Wellbeing
The secret skills your child needs to succeed
Children with strong social skills have been shown to do better in life. The ability to navigate the world socially (what’s known as social and emotional intelligence or EQ) often matters more for lifetime success than how smart our kids are!
But what are social skills, and what developmental milestones should we expect our children to reach… and when?
Social Skills
Social skills are about so much more than the ability to talk and learn language. Communication is critical for social success and the psychological immunity it brings. But there is much more to real resilience and immunity. Skills like self-awareness, impulse control, emotional regulation, conflict resolution, and the ability to communicate clearly: these are qualities that lead to flourishing relationships, academic success, and most of what else predicts great outcomes in life.
How to help
Here are some simple tips and tricks to help your child share more easily, be more confident around other children or adults, or navigate those tricky social situations that we all struggle with.
Empathy, empathy, empathy: Research tells us pretty clearly that the more empathic we can be, the more likely it is that our children will be empathic.
Be a model: Our children watch and learn from us. How we speak to them (and others) and how we interact with them (and others) is the example they’ll follow as they grow. They’ll be terribly imperfect in their early years, but your modelling is important as an example.

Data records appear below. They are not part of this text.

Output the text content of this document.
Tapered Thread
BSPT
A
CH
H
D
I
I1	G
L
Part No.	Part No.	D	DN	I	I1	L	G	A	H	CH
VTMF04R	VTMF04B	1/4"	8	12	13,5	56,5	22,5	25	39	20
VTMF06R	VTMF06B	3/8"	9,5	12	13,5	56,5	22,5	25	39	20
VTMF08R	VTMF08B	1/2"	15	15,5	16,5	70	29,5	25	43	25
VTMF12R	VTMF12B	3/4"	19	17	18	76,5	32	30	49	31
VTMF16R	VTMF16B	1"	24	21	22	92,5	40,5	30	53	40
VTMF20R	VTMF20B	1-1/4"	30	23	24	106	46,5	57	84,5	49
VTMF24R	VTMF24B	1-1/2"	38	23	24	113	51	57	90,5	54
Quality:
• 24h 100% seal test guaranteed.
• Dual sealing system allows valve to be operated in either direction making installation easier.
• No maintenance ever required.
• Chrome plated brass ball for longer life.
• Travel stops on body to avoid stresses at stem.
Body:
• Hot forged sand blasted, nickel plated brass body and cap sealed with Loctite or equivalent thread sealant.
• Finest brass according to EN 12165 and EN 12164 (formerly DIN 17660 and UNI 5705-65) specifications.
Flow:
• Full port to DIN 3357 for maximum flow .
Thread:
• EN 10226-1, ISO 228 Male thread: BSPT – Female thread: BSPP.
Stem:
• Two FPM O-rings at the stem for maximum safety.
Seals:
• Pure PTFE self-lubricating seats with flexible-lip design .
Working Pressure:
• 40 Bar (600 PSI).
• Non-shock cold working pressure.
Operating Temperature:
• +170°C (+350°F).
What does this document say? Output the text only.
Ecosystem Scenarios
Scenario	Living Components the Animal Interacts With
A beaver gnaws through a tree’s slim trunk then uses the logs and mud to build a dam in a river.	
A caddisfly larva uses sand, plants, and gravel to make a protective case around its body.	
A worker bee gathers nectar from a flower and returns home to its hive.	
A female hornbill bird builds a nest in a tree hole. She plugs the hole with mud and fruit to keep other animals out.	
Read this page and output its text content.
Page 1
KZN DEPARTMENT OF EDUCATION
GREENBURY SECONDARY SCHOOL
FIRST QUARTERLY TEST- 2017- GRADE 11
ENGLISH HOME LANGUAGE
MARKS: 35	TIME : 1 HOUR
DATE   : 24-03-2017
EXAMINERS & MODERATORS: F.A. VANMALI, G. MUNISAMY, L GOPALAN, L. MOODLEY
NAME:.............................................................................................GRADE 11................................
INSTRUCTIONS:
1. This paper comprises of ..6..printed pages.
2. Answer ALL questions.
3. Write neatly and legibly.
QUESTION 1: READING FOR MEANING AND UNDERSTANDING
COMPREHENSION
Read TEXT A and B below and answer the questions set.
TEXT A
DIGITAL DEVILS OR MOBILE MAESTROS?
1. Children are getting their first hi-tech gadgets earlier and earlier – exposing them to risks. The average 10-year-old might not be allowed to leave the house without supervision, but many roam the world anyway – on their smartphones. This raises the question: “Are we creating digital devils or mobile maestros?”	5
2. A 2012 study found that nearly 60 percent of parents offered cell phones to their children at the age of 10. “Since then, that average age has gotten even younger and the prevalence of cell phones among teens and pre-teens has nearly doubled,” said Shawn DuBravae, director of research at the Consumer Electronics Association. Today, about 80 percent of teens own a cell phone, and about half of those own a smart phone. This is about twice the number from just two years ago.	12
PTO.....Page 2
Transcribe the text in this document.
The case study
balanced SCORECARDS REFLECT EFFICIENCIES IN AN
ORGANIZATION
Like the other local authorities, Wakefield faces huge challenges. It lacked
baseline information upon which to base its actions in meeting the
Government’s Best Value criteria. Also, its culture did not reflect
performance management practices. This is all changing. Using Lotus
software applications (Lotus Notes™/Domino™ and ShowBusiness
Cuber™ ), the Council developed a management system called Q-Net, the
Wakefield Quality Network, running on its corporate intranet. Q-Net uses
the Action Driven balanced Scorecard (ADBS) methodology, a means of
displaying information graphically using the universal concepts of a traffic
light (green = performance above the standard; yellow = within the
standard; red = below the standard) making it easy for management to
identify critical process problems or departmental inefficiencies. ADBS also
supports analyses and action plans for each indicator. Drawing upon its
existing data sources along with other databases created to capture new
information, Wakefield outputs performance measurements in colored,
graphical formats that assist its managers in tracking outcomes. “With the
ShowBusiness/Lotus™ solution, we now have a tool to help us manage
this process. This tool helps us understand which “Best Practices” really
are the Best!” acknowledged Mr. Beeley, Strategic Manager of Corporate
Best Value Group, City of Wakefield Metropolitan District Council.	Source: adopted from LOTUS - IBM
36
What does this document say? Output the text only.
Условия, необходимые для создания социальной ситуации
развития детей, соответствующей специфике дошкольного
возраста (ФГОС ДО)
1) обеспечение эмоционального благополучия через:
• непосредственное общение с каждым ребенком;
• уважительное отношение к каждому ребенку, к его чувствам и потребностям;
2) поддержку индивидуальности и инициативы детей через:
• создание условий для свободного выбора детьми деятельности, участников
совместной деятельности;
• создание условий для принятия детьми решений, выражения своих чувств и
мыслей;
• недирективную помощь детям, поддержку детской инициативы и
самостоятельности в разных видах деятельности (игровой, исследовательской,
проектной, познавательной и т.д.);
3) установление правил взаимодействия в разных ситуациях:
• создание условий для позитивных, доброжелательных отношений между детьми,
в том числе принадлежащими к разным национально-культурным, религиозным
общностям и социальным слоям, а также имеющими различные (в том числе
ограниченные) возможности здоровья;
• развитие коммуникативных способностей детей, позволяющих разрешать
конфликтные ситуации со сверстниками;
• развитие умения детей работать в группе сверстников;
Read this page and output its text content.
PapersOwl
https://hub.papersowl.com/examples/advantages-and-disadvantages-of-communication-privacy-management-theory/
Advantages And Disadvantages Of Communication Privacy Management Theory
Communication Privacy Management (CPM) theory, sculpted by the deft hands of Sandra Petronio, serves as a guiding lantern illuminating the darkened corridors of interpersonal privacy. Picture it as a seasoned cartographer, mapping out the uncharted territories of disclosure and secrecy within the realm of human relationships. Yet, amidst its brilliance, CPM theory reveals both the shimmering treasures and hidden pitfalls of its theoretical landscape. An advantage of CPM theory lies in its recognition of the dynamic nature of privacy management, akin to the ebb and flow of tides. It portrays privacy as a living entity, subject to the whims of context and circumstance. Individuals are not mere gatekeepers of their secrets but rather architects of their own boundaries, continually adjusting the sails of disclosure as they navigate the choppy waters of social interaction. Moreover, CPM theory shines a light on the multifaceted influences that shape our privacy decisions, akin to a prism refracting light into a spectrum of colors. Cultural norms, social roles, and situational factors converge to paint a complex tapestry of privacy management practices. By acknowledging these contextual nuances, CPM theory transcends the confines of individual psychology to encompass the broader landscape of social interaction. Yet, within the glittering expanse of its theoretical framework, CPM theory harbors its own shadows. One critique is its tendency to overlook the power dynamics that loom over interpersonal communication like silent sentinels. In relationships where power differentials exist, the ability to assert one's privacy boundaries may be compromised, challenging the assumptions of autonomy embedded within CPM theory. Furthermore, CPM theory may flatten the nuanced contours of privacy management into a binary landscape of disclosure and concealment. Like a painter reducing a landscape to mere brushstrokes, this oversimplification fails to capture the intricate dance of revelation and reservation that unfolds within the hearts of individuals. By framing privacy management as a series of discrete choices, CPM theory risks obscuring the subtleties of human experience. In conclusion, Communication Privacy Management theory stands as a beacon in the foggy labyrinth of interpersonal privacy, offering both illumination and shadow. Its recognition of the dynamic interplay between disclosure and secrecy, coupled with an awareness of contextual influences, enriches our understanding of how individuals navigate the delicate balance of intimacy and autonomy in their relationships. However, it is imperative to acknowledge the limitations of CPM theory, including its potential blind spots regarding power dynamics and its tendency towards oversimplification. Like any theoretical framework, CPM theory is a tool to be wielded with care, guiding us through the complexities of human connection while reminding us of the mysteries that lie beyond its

Be an emotion scientist: If you can be an example with your own emotions, and then be curious about your children’s emotional world, they’ll learn that emotions are to be discovered, understood, accepted, and regulated. They’ll learn that if you’re ok with emotions, they can be too. Being understanding of emotions helps our children know that their feelings are a normal part of being human. (Note, this doesn’t mean letting kids have huge emotions whenever they feel like it. Instead, it means teaching them about their emotions and helping them learn to regulate them.)
Identify emotions in friends: When your child takes turns, point out how happy the other child is. Ask them, “How did Liam feel when you let him have a turn?” You could read a book and ask, “How does this person feel when that happens?” This teaches emotional intelligence and empathy quickly and effectively. Start as early as you can.